The Symantec survey found that rouge cloud deployments are a common problem, with more than three quarters of survey respondents reporting one within the last year. Large companies are more at risk than small businesses, but it is happening in all types of companies. What’s more, of the companies that reported rouge cloud issues, 40% experienced exposure of confidential information while more than one quarter saw accounts get compromised, websites defaced or goods and services stolen.
“It represents a risk to the business because it takes the control away from the IT department,” says Powledge. To combat rouge cloud deployments he says the business owner has to take stock of what is already being used and establish polices that govern what employees are allowed and not allowed to do with cloud services.
Another hidden cost associated with cloud computing has to do with the backup and recovery of data. While the whole idea of backing up sensitive data online without the need for expensive storage devices is appealing to small business owners, the strategy is not without risk.
And according to Symantec’s data, the use of the cloud for backup and recovery is actually complicating instead of simplifying the process. The survey found that many companies are using three or more services to back up their physical and virtual data, which leads to inefficiencies and costs. What’s more 43% of companies have lost cloud data and 68% have faced recovery failures. Survey respondents also said the recovery of data from the cloud is a slow and tedious process. Of the respondents, 32% rate recovery of data from the cloud as fast and 22% said it would take three or more days to recover from a major loss of data in the cloud.
“We found in the research that having a large data site trying to restore solely from the cloud can take a long time, which is a hidden cost,” says Powledge. “We think you should backup on premise and on the cloud at the same time. The benefit is you have two copies of data and can restore faster.”
Hand in hand with the complexity of backup and recovery is the inefficient use of cloud storage, which is costing businesses money. Often companies will end up backing up the same files more than once, which will increase the cost to store data in the cloud. Powledge says to find services that recognize duplications in backup and set polices so that it can be avoided.

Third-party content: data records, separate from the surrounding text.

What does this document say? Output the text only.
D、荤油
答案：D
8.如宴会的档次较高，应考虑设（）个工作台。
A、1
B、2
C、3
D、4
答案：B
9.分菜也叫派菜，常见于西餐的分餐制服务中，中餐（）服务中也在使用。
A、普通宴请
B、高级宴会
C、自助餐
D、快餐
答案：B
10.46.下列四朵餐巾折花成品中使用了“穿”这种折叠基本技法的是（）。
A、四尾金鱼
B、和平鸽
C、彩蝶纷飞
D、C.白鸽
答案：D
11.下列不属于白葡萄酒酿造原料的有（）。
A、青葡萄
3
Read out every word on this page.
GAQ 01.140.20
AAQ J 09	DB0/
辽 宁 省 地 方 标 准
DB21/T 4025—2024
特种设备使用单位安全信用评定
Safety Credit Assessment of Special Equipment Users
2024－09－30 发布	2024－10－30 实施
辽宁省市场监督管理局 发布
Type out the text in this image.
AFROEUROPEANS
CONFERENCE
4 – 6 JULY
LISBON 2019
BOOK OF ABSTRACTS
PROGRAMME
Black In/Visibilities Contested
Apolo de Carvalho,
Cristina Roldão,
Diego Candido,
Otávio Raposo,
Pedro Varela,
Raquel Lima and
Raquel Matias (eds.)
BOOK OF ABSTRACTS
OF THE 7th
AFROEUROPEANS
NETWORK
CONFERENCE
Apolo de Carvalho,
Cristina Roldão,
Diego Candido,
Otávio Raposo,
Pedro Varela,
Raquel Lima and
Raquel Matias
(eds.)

Choosing the right cloud vendor also matters. It’s not ok to simply go with the lowest cost provider, but a company has to find one that meets the requirements of the business, especially if your company is subject to compliance rules and regulations. Powledge says the business owner has to look at the privacy and security track record of a vendor before signing on the dotted line.
“The small business really has to do some homework before it decides which ones to adopt,” says Powledge.